Tessa clutched Phillipe’s arm, her back and shoulders burning with the effort of keeping his head above water. She stared at the fight on the beach, terrified for Amos, desperate for something to do, but paralyzed by the knowledge that there was nothing she could do. She couldn’t even see Amos well enough to know how badly he was hurt. He was an enraged tornado at the center of too many enemies.

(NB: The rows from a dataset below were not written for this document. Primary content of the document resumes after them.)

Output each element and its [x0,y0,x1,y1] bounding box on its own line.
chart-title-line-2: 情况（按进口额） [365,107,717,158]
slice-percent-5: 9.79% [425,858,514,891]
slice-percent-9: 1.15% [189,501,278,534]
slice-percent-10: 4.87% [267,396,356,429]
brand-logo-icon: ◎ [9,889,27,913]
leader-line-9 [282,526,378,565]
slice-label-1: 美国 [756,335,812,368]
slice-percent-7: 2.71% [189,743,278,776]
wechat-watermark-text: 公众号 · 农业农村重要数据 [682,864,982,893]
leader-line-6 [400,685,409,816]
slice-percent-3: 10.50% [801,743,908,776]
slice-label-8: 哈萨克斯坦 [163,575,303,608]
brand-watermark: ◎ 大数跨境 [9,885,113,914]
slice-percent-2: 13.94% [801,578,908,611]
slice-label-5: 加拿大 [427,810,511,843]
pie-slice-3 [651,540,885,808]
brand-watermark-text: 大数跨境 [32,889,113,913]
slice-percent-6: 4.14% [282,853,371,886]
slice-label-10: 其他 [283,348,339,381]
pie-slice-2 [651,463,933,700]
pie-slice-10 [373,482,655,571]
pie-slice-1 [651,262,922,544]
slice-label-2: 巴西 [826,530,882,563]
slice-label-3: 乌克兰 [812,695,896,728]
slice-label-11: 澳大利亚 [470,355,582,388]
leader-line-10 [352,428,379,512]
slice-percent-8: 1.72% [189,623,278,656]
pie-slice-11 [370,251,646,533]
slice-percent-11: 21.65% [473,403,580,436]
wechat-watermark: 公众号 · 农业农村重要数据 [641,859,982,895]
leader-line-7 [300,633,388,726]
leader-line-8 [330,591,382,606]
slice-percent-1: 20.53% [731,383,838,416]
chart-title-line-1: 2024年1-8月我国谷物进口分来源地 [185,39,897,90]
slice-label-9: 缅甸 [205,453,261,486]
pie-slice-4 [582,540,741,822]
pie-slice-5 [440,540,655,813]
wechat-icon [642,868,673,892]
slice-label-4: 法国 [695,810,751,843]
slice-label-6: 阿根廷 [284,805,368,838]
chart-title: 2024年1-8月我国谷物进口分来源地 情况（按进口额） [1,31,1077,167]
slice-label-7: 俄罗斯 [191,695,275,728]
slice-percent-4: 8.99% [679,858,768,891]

The wolves were showing signs of injury—deep wounds revealing blood and muscle, limping gaits, broken limbs. Tessa hated to wish harm onto someone else, but she prayed that Amos would hurt them enough to drive them away. That he would survive.

Her breath came in rasping sobs as she watched the carnage unfold, the possibility of losing Amos becoming all too real. Abruptly, his unfathomable speed paused as he was knocked to the ground. The wolves surged onto him, becoming a single snarling mass of fur that boiled and churned around their quarry.

“Amos!” Tessa screamed, a shrill, broken sound that shredded her throat like shards of glass.

A canine head lifted at her cry, ears pricked, tongue lolling, eyes wild with hunting frenzy. He broke away from the mass surrounding Amos and bounded towards Tessa. She struggled backwards, still holding Phillipe, trying to drag them both to deeper water. But the wolf was too fast and too strong. Tessa’s feet slipped over algae-slick rocks and soft sand as the wolf closed in on her. Fangs flashed bright white in the moonlight.

Phillipe suddenly jerked out of Tessa’s hold. She flinched, instinctively raising her arms to shield herself from the wolf.

The wet, tearing sound of tooth on flesh assaulted her ears, but the pain of impact never came. She opened her eyes to see Phillipe’s wasted figure standing her front of her, hoarse snarls emanating from his throat as he grappled with the wolf.

He was losing—badly.

And then Amos was there, big hands closing on the wolf’s ruff, ripping him bodily away from Phillipe with terrifying ease. The wolf’s fangs had been closed on Phillipe’s throat, and they took a mass of blood and gristle and bone with them.

Tessa cried out as she caught Phillipe’s limp body. His head lolled back, eyes blank, long, snarled hair floating in the water. His throat was an unsalvageable pulp. Blood flowed from it into the water, a rapidly spreading dark stain.

“Are you alright?” Amos demanded.

Tessa looked up at him. His face was covered in a red mask of blood. As always happened in emergencies, cool detachment made her emotions remote, her reactions measured. “I’m alright,” she answered.